Seasonal, diurnal and storm-scale hydrochemical variations of typical epikarst springs in subtropical karst areas of SW China: Soil CO2 and dilution effects

SummaryTwo-year continuous pH, conductivity, temperature and water stage of the two typical epikarst springs, Nongla spring and Maolan spring (about 200 km apart) in subtropical karst areas of SW China were presented. Our primary study objective was to understand how karst systems respond hydrochemically to recharge at different time scales, and what the biogeochemical processes and controlling factors in the SW China epikarst environment are. A thermodynamic model was used to link the continuous data to monthly water quality data allowing the calculation of CO2 partial pressures and calcite/dolomite saturation levels on a continuous basis. Marked seasonal, diurnal and storm-scale variations were observed for pH, conductivity, CO2 partial pressures and calcite/dolomite saturation indexes of the springs, indicating that both springs are dynamic and variable systems. However, the coefficients of variation of these hydrogeochemical features tends to be in the order of seasonal ⩾ storm-scale > diurnal. The seasonal and diurnal variations of these features (higher conductivity and lower pH in summer and at daytime; lower conductivity and higher pH in winter and at nighttime) tend to co-vary with temperature which influences the production of CO2 in soils, thus being the driving force for the variations (soil CO2 effect). The storm-scale fluctuations occur during the spring-summer rainy days due to the storm-events. Depending on the rainfall intensities, however, there are differences in magnitudes and direction of the variations of these features. At very high rainfall intensity, the dilution effect dominates the variations, characterized by the decrease in both conductivity and calcite/dolomite saturation of the springs, while soil CO2 effect determines the variations at lower rainfall intensity, characterized by increase in CO2 partial pressure and conductivity but decrease in pH and calcite/dolomite saturation.

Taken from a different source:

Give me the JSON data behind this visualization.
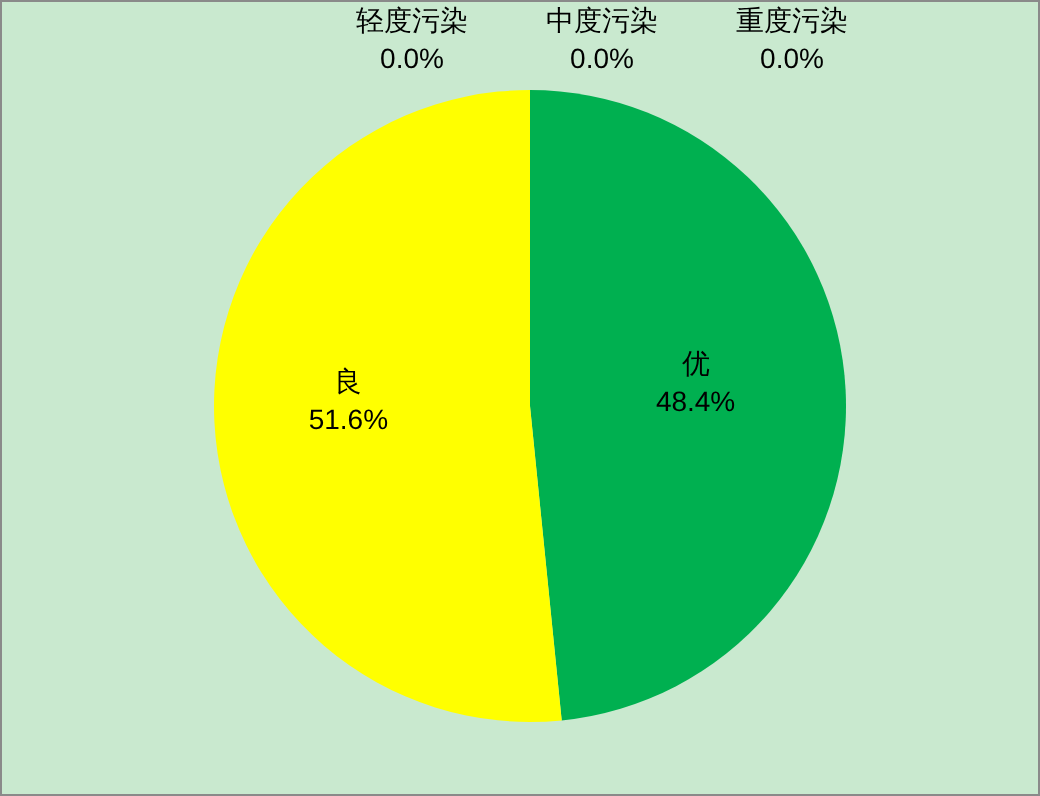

In a word, the hydrodynamic aspects together with hydrobiogeochemical characteristics need to be taken into account to correctly explain the hydrochemical variations of the epikarst springs. Results from the study demonstrate the need to redesign hydrogeochemical sampling strategies for epikarst springs in karst areas with monsoon climate like SW China (i.e., with remarkable seasonal matching fluctuations in temperature, rainfall and vegetation).